En 1130 quatre moines cisterciens s’installent dans la forêt de
Puskoat où, selon la légende, aurait vécu un ermite du
nom de Bégar.

En réalité on peut s’interroger sur le mot de Bégar, qui aurait pu
désigner cet anachorète ou venir du mot de "béghardi", qui en
latin du haut  Moyen Age désignait les cabanes de ces moines
solitaires, vivant à l'écart du monde.

L’abbaye fondée par les cisterciens devient très vite le « Petit
Cîteaux de l’Armorique » qui s’enrichit au fil des siècles et qui va
régenter toute l’économie et la vie locale pendant six siècles.
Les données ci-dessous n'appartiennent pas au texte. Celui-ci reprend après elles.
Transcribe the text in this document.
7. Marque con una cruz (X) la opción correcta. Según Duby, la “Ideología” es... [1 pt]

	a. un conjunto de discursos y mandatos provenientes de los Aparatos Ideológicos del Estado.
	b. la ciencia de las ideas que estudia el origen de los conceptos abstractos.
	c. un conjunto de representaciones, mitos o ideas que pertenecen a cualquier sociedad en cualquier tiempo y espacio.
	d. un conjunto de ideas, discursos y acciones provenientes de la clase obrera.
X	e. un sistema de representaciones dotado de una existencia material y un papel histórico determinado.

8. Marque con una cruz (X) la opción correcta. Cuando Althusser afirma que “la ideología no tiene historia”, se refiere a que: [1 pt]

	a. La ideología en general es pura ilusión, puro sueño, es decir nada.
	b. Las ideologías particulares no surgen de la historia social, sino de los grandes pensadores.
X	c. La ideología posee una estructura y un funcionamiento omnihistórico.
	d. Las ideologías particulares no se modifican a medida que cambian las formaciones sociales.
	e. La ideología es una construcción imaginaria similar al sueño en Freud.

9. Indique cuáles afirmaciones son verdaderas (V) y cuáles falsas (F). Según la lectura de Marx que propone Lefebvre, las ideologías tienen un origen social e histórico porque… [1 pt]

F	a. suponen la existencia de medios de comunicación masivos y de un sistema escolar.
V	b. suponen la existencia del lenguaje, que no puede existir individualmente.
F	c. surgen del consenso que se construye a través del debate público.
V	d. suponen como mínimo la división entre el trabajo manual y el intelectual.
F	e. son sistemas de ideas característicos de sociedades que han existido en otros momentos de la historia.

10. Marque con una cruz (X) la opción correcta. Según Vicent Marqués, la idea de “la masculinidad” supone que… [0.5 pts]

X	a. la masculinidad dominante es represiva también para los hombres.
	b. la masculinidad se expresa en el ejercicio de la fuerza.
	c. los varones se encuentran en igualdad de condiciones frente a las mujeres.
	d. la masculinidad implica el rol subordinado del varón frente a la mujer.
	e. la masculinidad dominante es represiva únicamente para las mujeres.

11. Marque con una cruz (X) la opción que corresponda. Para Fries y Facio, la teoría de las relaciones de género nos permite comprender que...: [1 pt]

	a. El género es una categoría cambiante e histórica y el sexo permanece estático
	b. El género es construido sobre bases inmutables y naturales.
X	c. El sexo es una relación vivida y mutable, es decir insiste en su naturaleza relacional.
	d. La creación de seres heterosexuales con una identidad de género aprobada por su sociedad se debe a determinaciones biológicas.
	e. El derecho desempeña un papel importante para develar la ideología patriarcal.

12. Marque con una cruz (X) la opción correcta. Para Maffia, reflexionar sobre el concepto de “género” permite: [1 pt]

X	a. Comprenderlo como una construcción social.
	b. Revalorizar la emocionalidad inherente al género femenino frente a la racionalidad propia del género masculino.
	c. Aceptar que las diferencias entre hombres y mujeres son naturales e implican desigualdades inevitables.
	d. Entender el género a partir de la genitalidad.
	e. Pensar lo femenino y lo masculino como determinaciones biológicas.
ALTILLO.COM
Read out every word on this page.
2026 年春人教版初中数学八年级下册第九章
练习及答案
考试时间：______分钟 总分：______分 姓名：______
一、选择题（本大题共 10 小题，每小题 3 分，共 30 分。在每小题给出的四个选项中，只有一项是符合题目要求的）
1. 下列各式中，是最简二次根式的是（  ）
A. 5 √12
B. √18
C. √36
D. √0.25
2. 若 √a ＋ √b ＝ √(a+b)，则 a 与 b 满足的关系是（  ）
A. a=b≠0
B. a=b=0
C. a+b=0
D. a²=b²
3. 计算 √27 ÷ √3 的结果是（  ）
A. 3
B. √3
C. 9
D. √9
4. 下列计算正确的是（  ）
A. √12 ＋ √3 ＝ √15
L'abbaye de Bégar suscita les convoitises lors des conflits
qui ont marqué la Bretagne.

Ainsi, en 1345, les troupes de l'armée anglaise de Thomas Dagworth passèrent quelques jours dans les locaux
abandonnés par les moines. Mais ils n'y commirent aucune dégradation.
Lors des troubles de la Ligue, il y eut d'importants dégâts dans l'abbaye et les moines durent se réfugier quelque temps à
Guingamp en 1597.

Bégard : depuis la révolution, le "D"
apparaît à la fin du nom. Mais on a
gardé le mot "Bégarrois(e). Ce "D" a
peut-être été à l'origine une fantaisie
d'écriture.
Mais le nom de Bégard, écrit avec ce
"D" final, permet de distinguer la
commune de l'ancienne Abbaye de
Bégar.

En 1665-1666, une bande armée sema le trouble, commettant plusieurs
agressions aux abords de l'abbaye.
Cette affaire n'a pas été clairement élucidée. Il pourrait s'agir d'une révolte
paysanne, de vassaux mécontents, conduite par quelques gentilhommes du
secteur. Signe avant coureur de la révolte des Bonnets Rouges de 1675 ?

Alors qu’au siècle des Lumières, on connaît une crise des vocations, les
abbés commendataires font cependant construire de superbes bâtiments qui
révèlent que l’idéal monastique a bien changé depuis les premiers temps de
l’installation des moines.

 
L'abbaye de Bégar était le plus gros contribuable du diocèse de Tréguier et l'une des plus importantes abbayes de
Bretagne.

A la Révolution, l’abbaye est vendue comme Bien National, et
devient en 1793 le centre administratif de la nouvelle commune
de Bégard créée par la fusion des cinq petites paroisses et
communes rurales, Botlézan, Gwénézhan, Lannéven, St Norvez
et Trézélan
.

Il n’y avait à l’époque ni maison, ni construction dans ce qui est
le centre ville actuel, qui était alors le parc de l’abbaye.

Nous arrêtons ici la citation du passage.